Rund 80 Zöllner haben 456 Befragungen und 72 Geschäftsunterlagenprüfungen durchgeführt.

Bundesweite Ergebnisse

Am 11. und 12. September 2018 haben insgesamt rund 6.000 Einsatzkräfte der Finanzkontrolle Schwarzarbeit der Zollverwaltung (FKS) bundesweit die Einhaltung der Mindestlohnregelungen geprüft. Dabei befragten die Zöllnerinnen und Zöllner über 32.000 Personen zu ihren Arbeitsverhältnissen und führten rund 4.500 Geschäftsunterlagenprüfungen bei Arbeitgebern durch.

Im besonderen Fokus der Kontrollen stand die Einhaltung des gesetzlichen Mindestlohns. Der gesetzliche Mindestlohn besteht seit 2015 und beträgt aktuell 8,84 Euro je Zeitstunde. Die Einsatzkräfte prüften insbesondere im Einzelhandel, Gaststätten- und Beherbergungsgewerbe, Friseurhandwerk, Speditions-, Transport- und Logistikgewerbe sowie im Personenbeförderungsgewerbe.

Insgesamt hat der Zoll 351 Ermittlungsverfahren eingeleitet, davon 172 Ordnungswidrigkeitenverfahren wegen Verstößen gegen das Mindestlohngesetz. Die übrigen Verfahren betreffen unter anderem das Vorenthalten von Sozialversicherungsbeiträgen und Leistungsmissbrauch.

In 3.291 Fällen sind weitere Sachverhaltsaufklärungen erforderlich. Dabei ergaben sich insbesondere Hinweise auf Mindestlohnunterschreitungen, das Vorenthalten von Sozialversicherungsbeiträgen, illegale Ausländerbeschäftigung und den unrechtmäßigen Bezug von Sozialleistungen.

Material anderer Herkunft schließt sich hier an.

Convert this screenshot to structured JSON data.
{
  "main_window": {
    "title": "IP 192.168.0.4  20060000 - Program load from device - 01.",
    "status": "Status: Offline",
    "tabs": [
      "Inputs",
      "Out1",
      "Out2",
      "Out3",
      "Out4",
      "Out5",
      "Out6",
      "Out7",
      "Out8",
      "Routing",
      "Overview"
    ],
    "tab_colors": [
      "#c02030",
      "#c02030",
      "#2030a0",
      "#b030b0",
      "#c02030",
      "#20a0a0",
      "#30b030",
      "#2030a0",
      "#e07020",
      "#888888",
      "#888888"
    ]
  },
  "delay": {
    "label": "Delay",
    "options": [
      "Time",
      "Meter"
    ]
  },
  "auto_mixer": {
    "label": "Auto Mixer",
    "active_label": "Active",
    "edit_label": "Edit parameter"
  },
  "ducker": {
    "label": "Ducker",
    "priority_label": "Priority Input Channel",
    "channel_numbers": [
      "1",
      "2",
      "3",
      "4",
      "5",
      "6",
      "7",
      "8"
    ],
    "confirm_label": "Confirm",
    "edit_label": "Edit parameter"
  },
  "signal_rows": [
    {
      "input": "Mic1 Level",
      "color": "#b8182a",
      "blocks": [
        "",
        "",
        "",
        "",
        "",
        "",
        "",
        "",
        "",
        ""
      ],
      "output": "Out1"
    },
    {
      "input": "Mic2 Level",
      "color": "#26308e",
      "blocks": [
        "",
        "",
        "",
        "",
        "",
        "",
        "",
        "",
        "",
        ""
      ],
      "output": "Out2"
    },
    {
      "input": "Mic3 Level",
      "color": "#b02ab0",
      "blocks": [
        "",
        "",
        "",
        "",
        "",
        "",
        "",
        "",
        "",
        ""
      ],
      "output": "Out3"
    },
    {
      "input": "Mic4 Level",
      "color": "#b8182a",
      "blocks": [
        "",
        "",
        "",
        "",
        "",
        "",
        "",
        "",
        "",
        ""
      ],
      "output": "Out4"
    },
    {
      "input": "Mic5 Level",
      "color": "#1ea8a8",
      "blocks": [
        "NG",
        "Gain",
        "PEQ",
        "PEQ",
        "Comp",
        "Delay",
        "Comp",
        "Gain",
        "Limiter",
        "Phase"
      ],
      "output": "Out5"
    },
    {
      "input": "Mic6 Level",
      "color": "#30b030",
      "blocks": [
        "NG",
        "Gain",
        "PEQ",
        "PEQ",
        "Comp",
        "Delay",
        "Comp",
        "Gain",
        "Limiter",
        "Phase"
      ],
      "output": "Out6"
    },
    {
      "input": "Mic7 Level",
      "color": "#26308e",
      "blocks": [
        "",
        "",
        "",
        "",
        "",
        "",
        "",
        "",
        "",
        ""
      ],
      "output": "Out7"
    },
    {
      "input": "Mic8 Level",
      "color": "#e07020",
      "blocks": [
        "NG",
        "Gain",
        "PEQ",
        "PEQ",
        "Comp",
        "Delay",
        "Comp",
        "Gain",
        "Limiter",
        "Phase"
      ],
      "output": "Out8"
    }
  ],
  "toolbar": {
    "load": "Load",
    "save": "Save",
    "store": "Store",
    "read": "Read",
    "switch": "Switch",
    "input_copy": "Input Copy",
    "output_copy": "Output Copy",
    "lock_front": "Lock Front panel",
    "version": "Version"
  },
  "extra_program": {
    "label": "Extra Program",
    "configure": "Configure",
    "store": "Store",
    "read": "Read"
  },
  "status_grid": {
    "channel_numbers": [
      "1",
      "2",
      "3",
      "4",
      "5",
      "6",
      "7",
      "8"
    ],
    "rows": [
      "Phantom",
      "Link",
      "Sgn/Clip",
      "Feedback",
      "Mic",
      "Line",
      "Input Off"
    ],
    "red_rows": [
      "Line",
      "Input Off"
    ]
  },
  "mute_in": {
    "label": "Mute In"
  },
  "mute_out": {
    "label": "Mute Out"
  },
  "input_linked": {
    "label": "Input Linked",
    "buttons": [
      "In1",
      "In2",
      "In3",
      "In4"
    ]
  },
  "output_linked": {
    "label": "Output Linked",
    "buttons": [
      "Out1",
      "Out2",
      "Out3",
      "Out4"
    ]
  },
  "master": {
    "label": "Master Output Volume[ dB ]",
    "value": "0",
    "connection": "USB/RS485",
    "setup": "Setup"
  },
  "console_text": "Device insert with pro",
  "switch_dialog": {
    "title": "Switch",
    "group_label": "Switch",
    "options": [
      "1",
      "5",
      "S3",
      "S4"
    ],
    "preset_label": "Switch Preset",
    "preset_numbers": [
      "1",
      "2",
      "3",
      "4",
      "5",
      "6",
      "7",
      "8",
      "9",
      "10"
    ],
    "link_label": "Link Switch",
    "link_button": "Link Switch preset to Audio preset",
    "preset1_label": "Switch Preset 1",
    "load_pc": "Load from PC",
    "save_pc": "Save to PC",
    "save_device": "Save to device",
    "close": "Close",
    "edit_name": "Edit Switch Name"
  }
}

Lokale Ergebnisse des Hauptzollamts Hamburg-Stadt

In Hamburg lag der Fokus insbesondere auf dem präventiven Charakter der Prüfung. Rund 80 Zöllner haben an beiden Tagen 456 Befragungen und 72 Geschäftsunterlagenprüfungen durchgeführt.

Es wurden noch vor Ort fünf Ermittlungsverfahren eingeleitet. In 88 Fällen sind weitere Sachverhaltsaufklärungen erforderlich, die gegebenenfalls weitere Ermittlungsverfahren nach sich ziehen.